Nearly 2,000 years ago something extraordinary happened. Through Jesus’ birth the transcendence of God’s love broke into human history. In Jesus, God’s desires for us were made palpable, real and humanly comprehensible. That’s pretty darn amazing. Like the moment when suddenly matter existed and creation began and the universe unfolded, God’s seeming intangibility became flesh and dwelt among us. Barely conceivable, it is worth celebrating in a big way. It doesn’t matter if it actually happened on December 25 or even why the church chose that day. That’s not the point.
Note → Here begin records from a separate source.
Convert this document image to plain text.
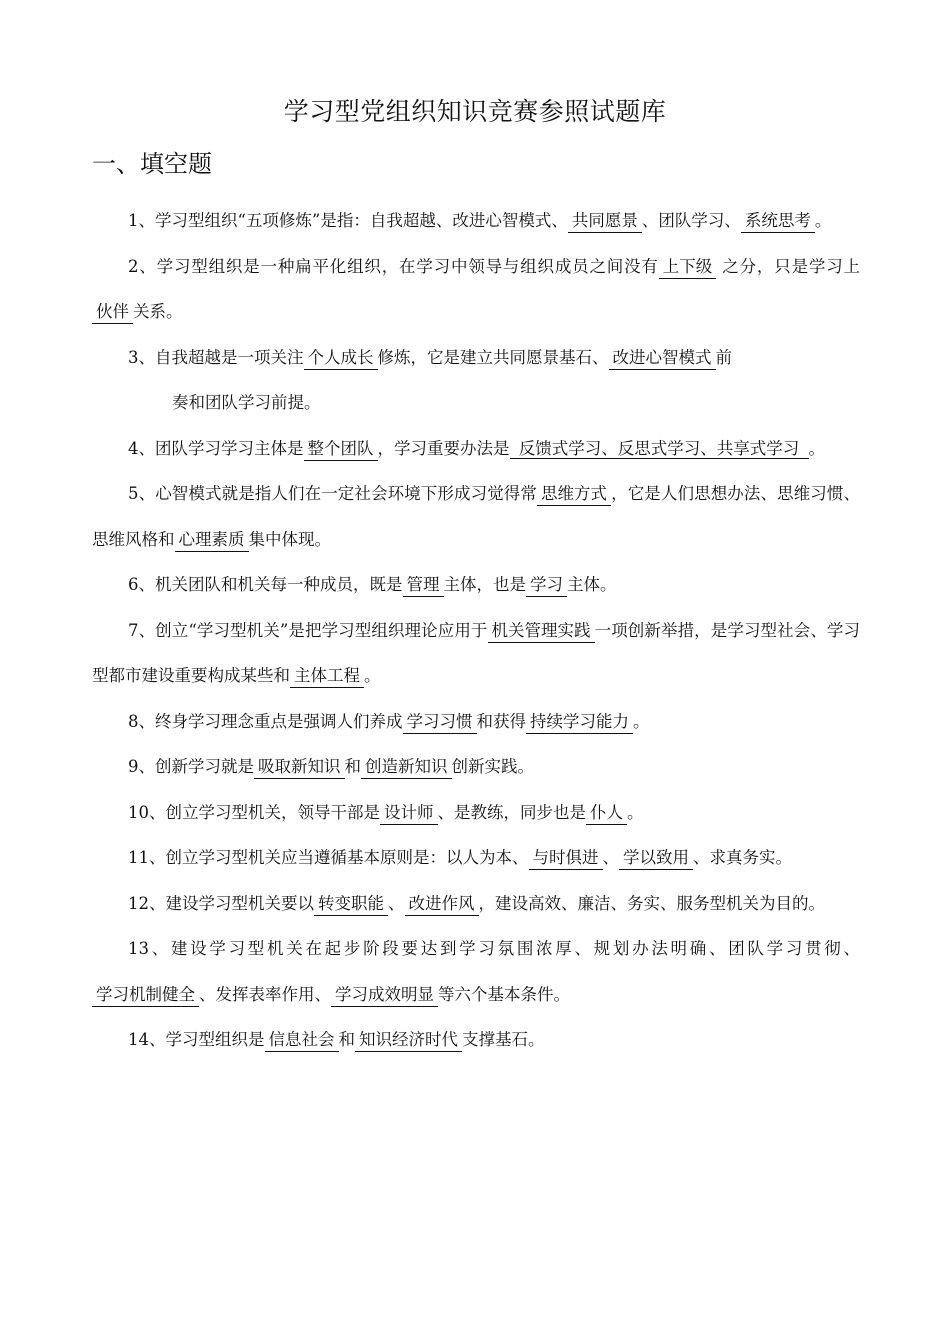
学习型党组织知识竞赛参照试题库
一、填空题

1、学习型组织“五项修炼”是指：自我超越、改进心智模式、 共同愿景、团队学习、 系统思考。

2、学习型组织是一种扁平化组织，在学习中领导与组织成员之间没有上下级 之分，只是学习上伙伴关系。

3、自我超越是一项关注个人成长修炼，它是建立共同愿景基石、 改进心智模式前
奏和团队学习前提。

4、团队学习学习主体是整个团队，学习重要办法是 反馈式学习、反思式学习、共享式学习 。

5、心智模式就是指人们在一定社会环境下形成习觉得常思维方式，它是人们思想办法、思维习惯、思维风格和心理素质集中体现。

6、机关团队和机关每一种成员，既是管理主体，也是学习主体。

7、创立“学习型机关”是把学习型组织理论应用于机关管理实践一项创新举措，是学习型社会、学习型都市建设重要构成某些和主体工程。

8、终身学习理念重点是强调人们养成学习习惯和获得持续学习能力。

9、创新学习就是吸取新知识和创造新知识创新实践。

10、创立学习型机关，领导干部是设计师、是教练，同步也是仆人。

11、创立学习型机关应当遵循基本原则是：以人为本、 与时俱进、 学以致用、求真务实。

12、建设学习型机关要以转变职能、改进作风，建设高效、廉洁、务实、服务型机关为目的。

13、建设学习型机关在起步阶段要达到学习氛围浓厚、规划办法明确、团队学习贯彻、学习机制健全、发挥表率作用、 学习成效明显等六个基本条件。

14、学习型组织是信息社会和知识经济时代支撑基石。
I get wound up about the consumerism and the other things I deem so very wrong in the world. I know it isn’t my birthday, but I selfishly ask, “What’s in it for me?” God says, “Here you go. How is this for a present?” Jesus’ birth brings the kingdom of God right to us. Let go and breathe that in. The magnitude of that event is arresting. The transforming power of Christ is more than an intellectual experience. Around the world it is manifested in the heartfelt compassion for our fellow brothers and sisters. It is in the acceptance of the reality of the world, yet free from the grip of that reality. It is a deep understanding of the elation of giving rather than receiving. It is a moment. It is beauty in the midst of our human mess. What a cataclysmic event!
I don’t get to feel that way all the time, and frankly I’ll get irritated by those commercials, get fed up with that string of lights that seems to go on and off just to taunt me; I’ll roll my eyes in exasperation. It doesn’t matter where or what circumstance I find myself, the beautiful words of the season ring true: “Do not be afraid; for see—I am bringing you good news of great joy for all the people: to you is born this day in the city of David a Savior, who is the Messiah, the Lord.” Folks, that’s a game changer.